Last week the
European Central Bank published the letter it sent on August 5, 2011 to the
then Prime Minister of Spain, Mr Zapatero. That was at a time of intense crisis
in the Eurozone. Many thought that the Eurozone would implode.
The ECB’s
letter to the Spanish government is not the only one the ECB sent to Member
States' governments. A similar letter was sent to the Italian Government. The
letter is of great significance because it reflects the ambition of the central
bank to determine macroeconomic policies in the Eurozone. This ambition should
be checked, for two reasons.
First, the
letter illustrates the intensity of the micro-economic
management the ECB intends to apply in crisis countries. The letter contains a
detailed list of what according to the ECB needs to be done in the labor
market. Thus, collective agreements should be abolished and should be organized
at the level of the individual firms. In addition, these agreements should not
contain indexation clauses, even when these are entered into freely. Two things
stand out here. First, there is the detail of the measures that the ECB would like
to impose. In doing so, it substitutes itself to national governments in the
formulation of national economic policies.
Second, it is
striking to find that these policy prescriptions are based on an economic
theory for which there is actually no serious empirical evidence. On the
contrary, there is a strong empirical research suggesting that the degree of
decentralization of wage bargaining should not go too far. The consensus among
economists is that wage bargaining at the level of individual companies harms the
economy, because it can easily give rise to a wage-price spiral when an
external shock such as an oil price increase occurs. Yet extreme decentralisation
of wage bargaining is what the ECB wants to impose in member-countries of the
Eurozone. The policy that the ECB seeks to impose is not based on evidence but
on ideology.
The second
reason why the ECB’s ambitions in setting the policy agenda in the Eurozone
must be checked has to do with governance. The ECB is a public institution,
which has been given a strong status of political independence. The latter
implies that politicians should abstain from interfering in monetary policy.
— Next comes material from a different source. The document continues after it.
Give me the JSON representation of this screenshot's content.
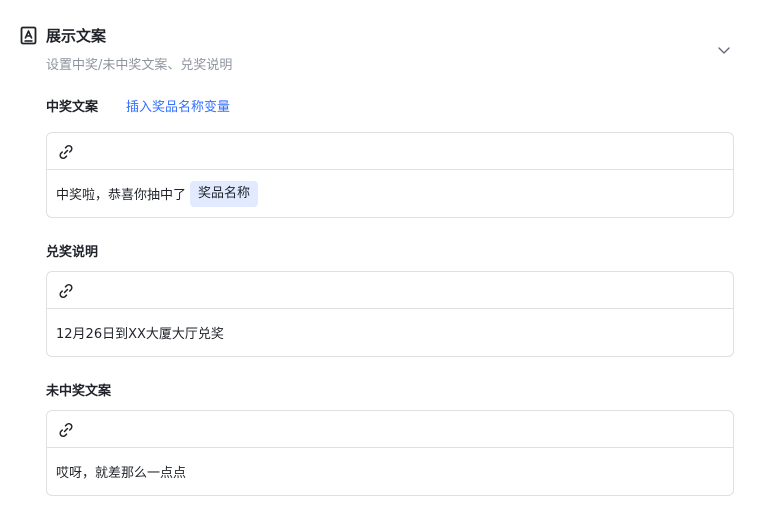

They should certainly not give instructions to the central bank on how to
conduct monetary policy. The reverse, however, is equally true. The political
independence of the ECB can only be safeguarded if that institution keeps itself
aloof from the political process and abstains from giving instructions to
governments about how economic policies should be conducted. The ECB sins
against this principle. In doing so, she puts her own independence at stake.
The ECB has
set itself the target of keeping inflation close to 2%. It is failing
spectacularly in reaching that objective and as a result, creates a risk of
deflation that today increases the debt burden of national governments. An
institution that fails to achieve its own objectives cannot afford to impose
its ideas on national governments, lest these governments will turn themselves
against the ECB.
The
instructions the ECB gives in its letter to the Spanish government lead to an
even more fundamental governance problem. The ECB consists of civil servants
who bear no political cost of the decisions they try to impose on national
governments. The latter bear the full political costs of these decisions. They
risk to be thrown out of office when they implement policies forced upon them
by the ECB. The civil servants of the ECB go home unharmed. This is a
governance structure that is unsustainable and that will be rejected. It is
important that the ECB realises this and reduces its ambition to rule the
politicians. Failure to do so will greatly harm the ECB.